In the sustainable peak load transformer concept, the unit complies with the energy performance requirements for a transformer of its size (e.g. requirements for a 400 kVA unit), but is allowed to be subject to temporary peak load values that are higher than usual (e.g. peak loads up to 540 kVA).

A group of experts conducted a modelling exercise to assess the impact of selecting sustainable peak load units for all transformer replacements in public distribution networks in the EU, with the following findings:

  • The total annual energy losses of a sustainable peak load unit are similar to those of a conventional unit. This is due to the fact that the average loading in public distribution networks is low, resulting in a higher relative importance of no-load losses compared to load losses.
  • The material savings potential of sustainable peak load transformers is substantial, with reductions in total weight of 11 - 15%.
  • The purchase cost of a sustainable peak load transformer is comparable to that of a conventional transformer if all other parameters are kept the same.

Given these conclusions, widespread application of the sustainable peak load concept in EU public distribution networks is recommended. It would maximize both the energy efficiency and the material efficiency of public distribution transformers.
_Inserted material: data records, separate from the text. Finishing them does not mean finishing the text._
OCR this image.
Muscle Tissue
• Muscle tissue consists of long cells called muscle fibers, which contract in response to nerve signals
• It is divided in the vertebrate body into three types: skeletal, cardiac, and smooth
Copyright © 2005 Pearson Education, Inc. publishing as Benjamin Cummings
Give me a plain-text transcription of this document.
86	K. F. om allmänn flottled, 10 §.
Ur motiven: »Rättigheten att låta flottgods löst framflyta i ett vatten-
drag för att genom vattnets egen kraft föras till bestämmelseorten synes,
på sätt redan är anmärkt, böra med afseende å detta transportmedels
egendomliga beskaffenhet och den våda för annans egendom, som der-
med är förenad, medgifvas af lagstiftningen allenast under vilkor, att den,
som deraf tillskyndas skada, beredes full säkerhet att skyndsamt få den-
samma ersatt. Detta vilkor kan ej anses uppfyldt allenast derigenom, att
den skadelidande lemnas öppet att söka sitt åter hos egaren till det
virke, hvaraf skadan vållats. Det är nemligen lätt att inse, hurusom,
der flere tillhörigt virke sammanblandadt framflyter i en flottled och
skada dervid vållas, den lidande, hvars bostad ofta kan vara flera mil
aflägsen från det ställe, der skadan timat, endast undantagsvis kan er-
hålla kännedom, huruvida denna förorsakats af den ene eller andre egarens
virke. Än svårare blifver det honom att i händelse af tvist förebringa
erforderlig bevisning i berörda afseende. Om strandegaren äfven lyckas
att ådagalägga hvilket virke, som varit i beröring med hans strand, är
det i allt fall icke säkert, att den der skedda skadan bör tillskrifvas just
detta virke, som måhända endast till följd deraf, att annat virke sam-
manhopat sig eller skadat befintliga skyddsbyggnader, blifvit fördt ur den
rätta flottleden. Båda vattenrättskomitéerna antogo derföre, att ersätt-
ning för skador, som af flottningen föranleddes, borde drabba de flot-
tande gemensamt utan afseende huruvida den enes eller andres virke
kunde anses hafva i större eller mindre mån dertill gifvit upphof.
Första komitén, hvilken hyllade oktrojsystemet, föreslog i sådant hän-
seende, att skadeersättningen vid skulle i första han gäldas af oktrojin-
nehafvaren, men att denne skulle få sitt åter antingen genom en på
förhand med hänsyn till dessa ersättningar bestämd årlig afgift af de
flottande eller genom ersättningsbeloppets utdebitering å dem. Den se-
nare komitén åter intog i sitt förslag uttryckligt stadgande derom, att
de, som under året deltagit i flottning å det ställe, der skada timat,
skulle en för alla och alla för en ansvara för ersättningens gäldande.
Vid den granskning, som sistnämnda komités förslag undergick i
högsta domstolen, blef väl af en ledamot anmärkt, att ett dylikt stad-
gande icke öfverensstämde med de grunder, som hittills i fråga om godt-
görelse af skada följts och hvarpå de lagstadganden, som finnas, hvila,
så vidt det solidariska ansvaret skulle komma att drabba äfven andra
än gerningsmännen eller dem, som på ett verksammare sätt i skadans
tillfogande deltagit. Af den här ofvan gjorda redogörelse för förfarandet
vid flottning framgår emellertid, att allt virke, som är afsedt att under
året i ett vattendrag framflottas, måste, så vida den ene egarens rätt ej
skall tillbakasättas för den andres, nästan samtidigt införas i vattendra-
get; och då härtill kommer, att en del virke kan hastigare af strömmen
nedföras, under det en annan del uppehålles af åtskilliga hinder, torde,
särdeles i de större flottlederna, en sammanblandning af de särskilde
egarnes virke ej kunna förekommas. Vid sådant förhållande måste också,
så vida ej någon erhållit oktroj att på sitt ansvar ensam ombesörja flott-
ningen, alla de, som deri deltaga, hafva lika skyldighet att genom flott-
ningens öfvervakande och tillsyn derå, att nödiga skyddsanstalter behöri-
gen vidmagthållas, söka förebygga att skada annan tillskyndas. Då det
A major economic advantage of the sustainable peak load transformer is its compactness. Due to the transition away from fossil fuels, substantial growth in electricity consumption is expected in some sectors supplied by distribution networks. The sustainable peak load transformer provides the opportunity to upgrade transformer peak power while keeping the same unit dimensions, saving in installation costs. This will mean that such upgrades can be made at an earlier stage, making the distribution grid more robust.